Before: ReflectionMethod#getClass(): ReflectionClass
After: ReflectionMethod#getClass(Reflector $reflector): ReflectionClass
This effectively completely breaks the internal references, which are instead asked to the Reflector
each time. All in-memory caching can then be done in the Reflector
. On the other end, it makes the API worse to traverse.
This set of problems is similar to what you'd encounter with doctrine/orm
: each "unit of work" is a graph of potentially bi-directional objects, which comes with some advantages and some disadvantages. This allows business logic to operate with the pure-looking (they aren't, but that's the idea) in-memory objects, without worrying too much about traversal.
In a pure functional world, the reflector would contain the I/O, and the reflected symbols wouldn't have any I/O.
I think it's worth exploring this idea for a new major version, but we'd need to identify all methods that perform this sort of traversal, such as (for example):
- parent / child in an inheritance traversal
- symbol declaring another symbol (finding the interface/trait/class where a method, constant or property is declared in)

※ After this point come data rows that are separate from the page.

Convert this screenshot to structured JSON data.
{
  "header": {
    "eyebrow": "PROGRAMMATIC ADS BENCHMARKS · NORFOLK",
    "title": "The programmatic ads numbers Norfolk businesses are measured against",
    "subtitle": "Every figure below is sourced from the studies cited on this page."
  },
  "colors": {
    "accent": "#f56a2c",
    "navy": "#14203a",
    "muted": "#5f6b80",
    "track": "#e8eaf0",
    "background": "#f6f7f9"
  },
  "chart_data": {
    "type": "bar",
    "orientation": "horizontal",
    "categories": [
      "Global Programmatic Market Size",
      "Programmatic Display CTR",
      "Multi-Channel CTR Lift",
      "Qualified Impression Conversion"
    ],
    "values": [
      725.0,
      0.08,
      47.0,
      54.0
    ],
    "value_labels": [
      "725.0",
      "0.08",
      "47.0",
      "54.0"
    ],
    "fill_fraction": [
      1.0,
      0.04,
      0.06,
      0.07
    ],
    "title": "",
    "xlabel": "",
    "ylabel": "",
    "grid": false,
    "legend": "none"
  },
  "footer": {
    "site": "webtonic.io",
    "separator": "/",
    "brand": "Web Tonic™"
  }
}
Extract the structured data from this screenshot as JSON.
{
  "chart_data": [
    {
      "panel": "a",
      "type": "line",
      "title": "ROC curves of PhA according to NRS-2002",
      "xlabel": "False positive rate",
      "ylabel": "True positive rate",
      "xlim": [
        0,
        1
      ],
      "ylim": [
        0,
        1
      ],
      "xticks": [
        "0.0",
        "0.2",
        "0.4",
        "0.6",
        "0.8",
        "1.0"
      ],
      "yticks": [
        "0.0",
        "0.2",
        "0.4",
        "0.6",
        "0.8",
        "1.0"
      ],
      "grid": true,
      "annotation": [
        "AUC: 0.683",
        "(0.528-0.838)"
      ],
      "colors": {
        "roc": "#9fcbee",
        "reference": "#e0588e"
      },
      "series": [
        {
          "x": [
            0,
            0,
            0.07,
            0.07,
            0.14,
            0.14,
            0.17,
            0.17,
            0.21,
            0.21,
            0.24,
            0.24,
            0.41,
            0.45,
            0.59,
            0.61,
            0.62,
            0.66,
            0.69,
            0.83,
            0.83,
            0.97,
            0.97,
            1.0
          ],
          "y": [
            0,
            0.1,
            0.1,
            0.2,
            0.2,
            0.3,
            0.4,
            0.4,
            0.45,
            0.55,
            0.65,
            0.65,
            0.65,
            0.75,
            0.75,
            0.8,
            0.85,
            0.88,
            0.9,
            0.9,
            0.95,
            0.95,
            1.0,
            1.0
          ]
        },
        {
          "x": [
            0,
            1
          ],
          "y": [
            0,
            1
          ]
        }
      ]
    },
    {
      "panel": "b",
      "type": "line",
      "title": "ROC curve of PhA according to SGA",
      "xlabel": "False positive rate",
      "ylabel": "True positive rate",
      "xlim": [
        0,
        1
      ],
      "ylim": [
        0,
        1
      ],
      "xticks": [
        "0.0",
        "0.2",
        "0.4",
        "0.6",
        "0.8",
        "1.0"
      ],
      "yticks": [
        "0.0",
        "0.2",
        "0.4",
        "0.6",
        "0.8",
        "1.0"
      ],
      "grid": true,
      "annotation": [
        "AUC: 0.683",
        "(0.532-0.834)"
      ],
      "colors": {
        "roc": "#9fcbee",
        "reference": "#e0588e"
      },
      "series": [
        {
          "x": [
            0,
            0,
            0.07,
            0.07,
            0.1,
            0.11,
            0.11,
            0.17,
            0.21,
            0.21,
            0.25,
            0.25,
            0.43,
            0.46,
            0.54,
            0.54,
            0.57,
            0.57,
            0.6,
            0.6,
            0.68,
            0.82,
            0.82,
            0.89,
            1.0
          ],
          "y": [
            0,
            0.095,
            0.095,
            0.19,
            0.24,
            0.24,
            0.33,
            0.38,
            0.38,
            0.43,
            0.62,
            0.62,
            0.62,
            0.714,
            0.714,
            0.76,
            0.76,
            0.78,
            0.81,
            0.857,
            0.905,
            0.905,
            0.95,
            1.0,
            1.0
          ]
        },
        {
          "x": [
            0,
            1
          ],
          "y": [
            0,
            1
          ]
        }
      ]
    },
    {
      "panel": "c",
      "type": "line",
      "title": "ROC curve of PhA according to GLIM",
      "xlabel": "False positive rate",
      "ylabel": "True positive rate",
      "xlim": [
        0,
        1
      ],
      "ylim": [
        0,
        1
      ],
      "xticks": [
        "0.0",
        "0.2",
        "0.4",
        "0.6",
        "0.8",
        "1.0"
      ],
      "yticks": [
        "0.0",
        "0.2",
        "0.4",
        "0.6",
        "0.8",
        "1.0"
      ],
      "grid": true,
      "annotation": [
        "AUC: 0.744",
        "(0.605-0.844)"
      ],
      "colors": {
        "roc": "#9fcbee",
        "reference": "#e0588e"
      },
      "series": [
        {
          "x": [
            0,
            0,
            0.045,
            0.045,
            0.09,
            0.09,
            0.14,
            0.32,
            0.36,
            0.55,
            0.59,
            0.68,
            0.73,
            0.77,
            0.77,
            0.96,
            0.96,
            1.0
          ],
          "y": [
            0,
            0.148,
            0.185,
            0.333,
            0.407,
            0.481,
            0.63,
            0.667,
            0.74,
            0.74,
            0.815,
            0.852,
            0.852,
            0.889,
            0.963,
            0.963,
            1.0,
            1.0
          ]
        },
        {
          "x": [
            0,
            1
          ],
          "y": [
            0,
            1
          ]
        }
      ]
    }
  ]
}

- constant expression evaluation
- etc.
We'd then be able to also declare many of our classes completely @immutable
, whilst having all traversal methods be impure and declared as such, for example:
/** @immutable */
final class ReflectionClass
{
// this is pure, by object definition
public function getName(): string { /* nothing magic here */ }
// this is not pure, but also not really part of the object
public static function getParent(self $self, Reflector $reflector): ReflectionClass { /* use the reflector for lookups here */ }
BTW, the reflection adapters that keep BC with ext-reflection
would not change: they'd still be affected by GC loop issues.